Dimerisasi asam karboksilat seperti asama asetat CH3COOH juga
merupakan contoh yang sangat baik adanya ikatan hidrogen.
Ikatan Van der Waals
Gaya dorong
pembentukan ikatan hidrogen adalah distribusi muatan yang tak seragam dalam
molekul, atau polaritas molekul (dipol permanen). Polaritas molekul adalah
sebab agregasi molekul menjadi cair atau padat. Namun, molekul non polar
semacam metana CH4, hidrogen H2 atau He (molekul
monoatomik) dapat juga dicairkan, dan pada suhu yang sangat rendah, mungkin
juga dipadatkan. Hal ini berarti bahwa ada gaya agreagasi antar molekul-molekul
ini.. Gaya semacam ini disebut dengan gaya antarmolekul.
Ikatan hidrogen yang
didiskusikan di atas adalah salah satu jenis gaya antarmolekul.

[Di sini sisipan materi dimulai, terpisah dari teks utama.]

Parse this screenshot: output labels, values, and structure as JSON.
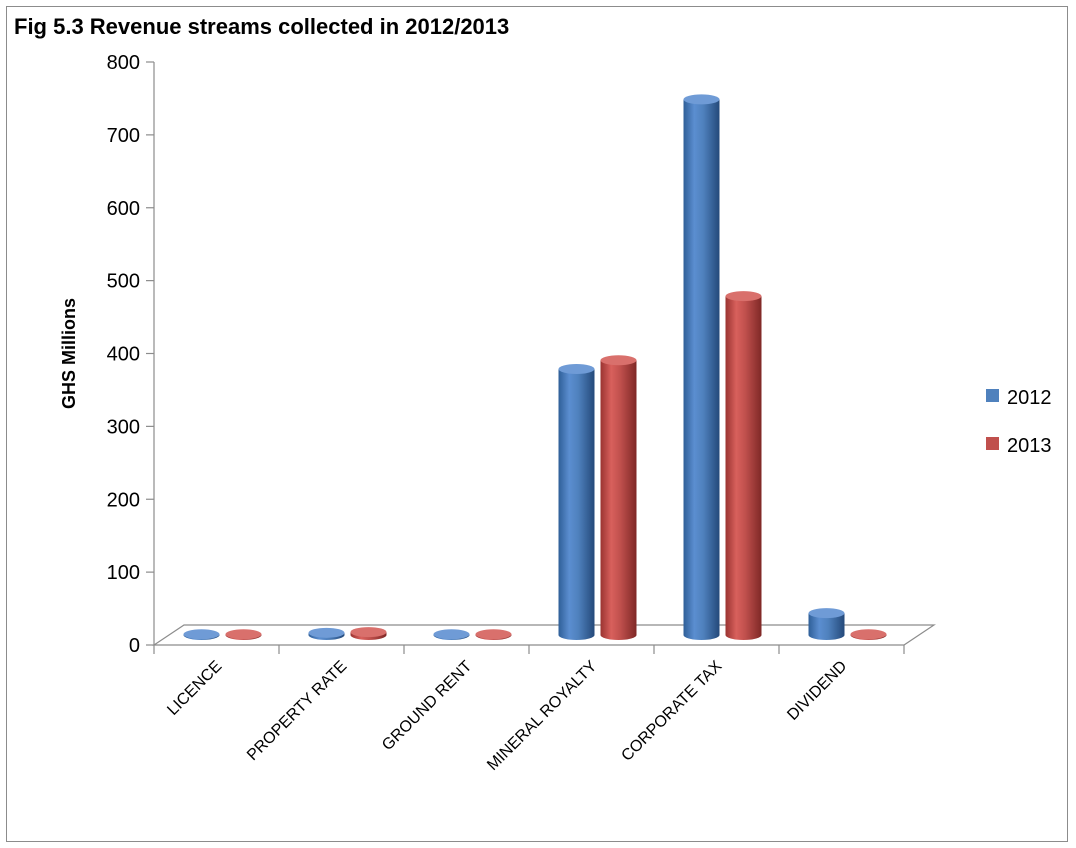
{
  "chart_data": {
    "type": "bar",
    "title": "Fig  5.3 Revenue streams collected in 2012/2013",
    "ylabel": "GHS Millions",
    "xlabel": "",
    "ylim": [
      0,
      800
    ],
    "yticks": [
      0,
      100,
      200,
      300,
      400,
      500,
      600,
      700,
      800
    ],
    "categories": [
      "LICENCE",
      "PROPERTY RATE",
      "GROUND RENT",
      "MINERAL ROYALTY",
      "CORPORATE TAX",
      "DIVIDEND"
    ],
    "series": [
      {
        "name": "2012",
        "color": "#4f81bd",
        "values": [
          1,
          3,
          1,
          365,
          735,
          30
        ]
      },
      {
        "name": "2013",
        "color": "#c0504d",
        "values": [
          1,
          4,
          1,
          377,
          465,
          1
        ]
      }
    ],
    "legend": "right",
    "grid": false,
    "style": "3d-cylinder"
  }
}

Gaya
antarmolekul khas untuk molekul non polar adalah gaya van der Waals. Asal usul
gaya ini adalah distribusi muatan yang sesaat tidak seragam (dipol sesaat) yang
disebabkan oleh fluktuasi awan elektron di sekitar inti. Dalam kondisi yang
sama, semakin banyak jumlah elektron dalam molekul semakin mudah molekul
tersebut akan dipolarisasi sebab elektron-elektronnya akan tersebar luas. Bila
dua awan elektron mendekati satu sama lain, dipol akan terinduksi ketika awan
elektron mempolarisasi sedemikian sehingga menstabilkan yang bermuatan
berlawanan. Dengan gaya van der Waals suatu sistem akan terstabilkan sebesar 1
kkal mol-1. Bandingkan harga ini dengan nilai stabilisasi yang
dicapai dengan pembentukan ikatan kimia (dalam orde 100 kkal mol-1).
Kimiawan kini sangat tertarik dengan supramolekul yang terbentuk dengan
agregasi molekul dengan gaya antarmolekul.